The first problem is that there is no concrete formula for determining the GOAT. Everyone agrees that it must incorporate both team and individual success, and that's about it. How do you balance discrepancies in counting stats that arise from one player playing more games than another? Should 10 elite seasons and six good ones count more than 12 elite seasons and one good one? How can you compare people playing different positions?
And those are the easy questions! It's even harder to compare players from different eras. Consider Babe Ruth, who was so far ahead of his time that he took the single-season home run record from 27 in 1918 to 60 in 1927. When Ruth entered the major leagues in 1914, the career home run record was 138. When he retired in 1935, it stood at 714.
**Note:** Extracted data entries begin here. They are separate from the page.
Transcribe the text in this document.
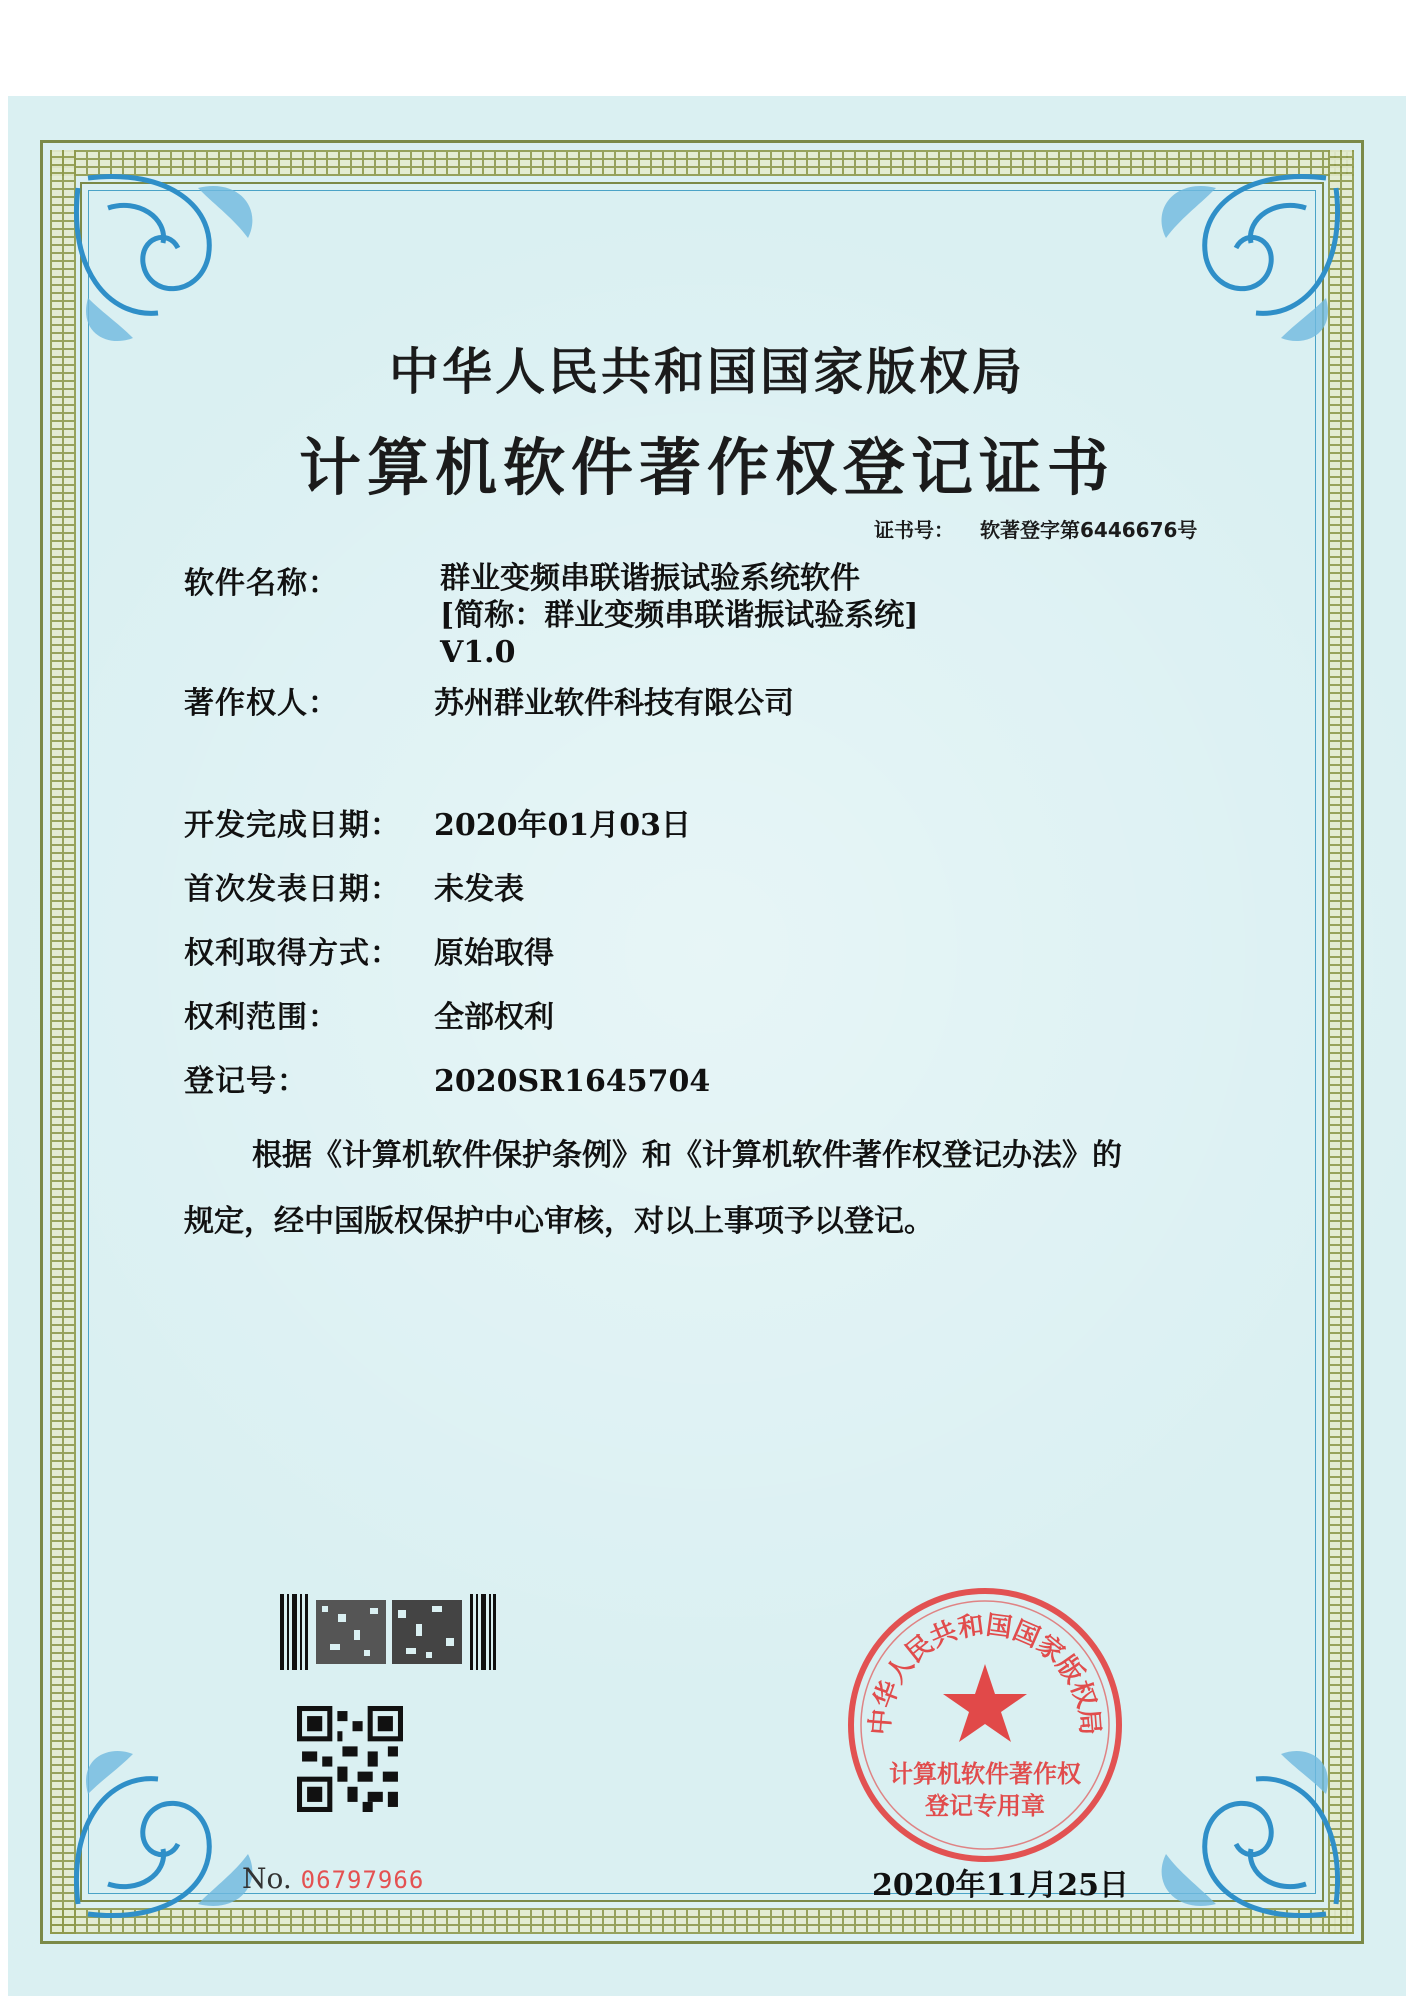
中华人民共和国国家版权局
计算机软件著作权登记证书
证书号： 软著登字第6446676号
软件名称：	群业变频串联谐振试验系统软件
[简称：群业变频串联谐振试验系统]
V1.0
著作权人：	苏州群业软件科技有限公司
开发完成日期： 2020年01月03日
首次发表日期： 未发表
权利取得方式： 原始取得
权利范围：	全部权利
登记号：	2020SR1645704
根据《计算机软件保护条例》和《计算机软件著作权登记办法》的
规定，经中国版权保护中心审核，对以上事项予以登记。
No. 06797966
中华人民共和国国家版权局
计算机软件著作权
登记专用章
2020年11月25日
Yet if Ruth played in the major leagues today, he probably wouldn't be worth much to a team. Pitchers are better and hitters are so much stronger that Ruth would be left behind in 2013. How do you factor that in? How can you say, with any degree of certainty, how Bill Russell would have fared in today's game or how LeBron James would have fared in the 1960s? And if you really want to determine the GOAT, how in the world do you compare players from different sports?
You can't. Even if we could come up with a complex mathematical formula that summed all of a player's statistical contributions and spat out a number, we'd still come up short. It's nearly impossible to measure a player's intangibles, the effect they had on their teammates, how many times they played at less than 100 percent to help out the team.
Yet sports fans are fascinated about the GOAT, and, at least for me, this fascination stems from the reason we watch sports in the first place. Sports are fun, exciting and entertaining, but more than any other reason, I watch to find out who is the best. That's why playoff games draw more than regular season ones, and why the championship games draw more than other playoff games.
The basis of sports is two teams or individuals trying to accomplish the same thing: I watch to find out which one is successful. Unlike the arguments surrounding the GOAT, we have very clear criteria for determining the best team in a season. We define the best NFL team as the one who won the Super Bowl. It's not the only way to determine the "best" team, but since it is the one everyone in the NFL agrees on, it's the one we use.
That's why I think racing sports like track and field, cycling and swimming are underrated, for you get a very clear answer as to who was the best on a given day. Unlike in team sports where it is difficult to say which player was the best in a particular game, racing sports make it very easy. In cross country, you simply throw everyone out there at the same time and the first person to cross the finish line is the winner. They're the best it's that simple.
Of course, this doesn't make racing sports immune from the GOAT debate you still have the problems of comparing people from different eras but they appeal to the part of me that wants to know exactly how good someone is compared to his peers.
So as you watch LeBron James, Tim Duncan and Kevin Durant fight for their legacies over the next month in the NBA playoffs, try not to get too caught up in how they compare against one another in the all-time rankings. I love debating legacies as much as anyone, but if you're looking for a definitive answer, all you're going to end up with is a headache.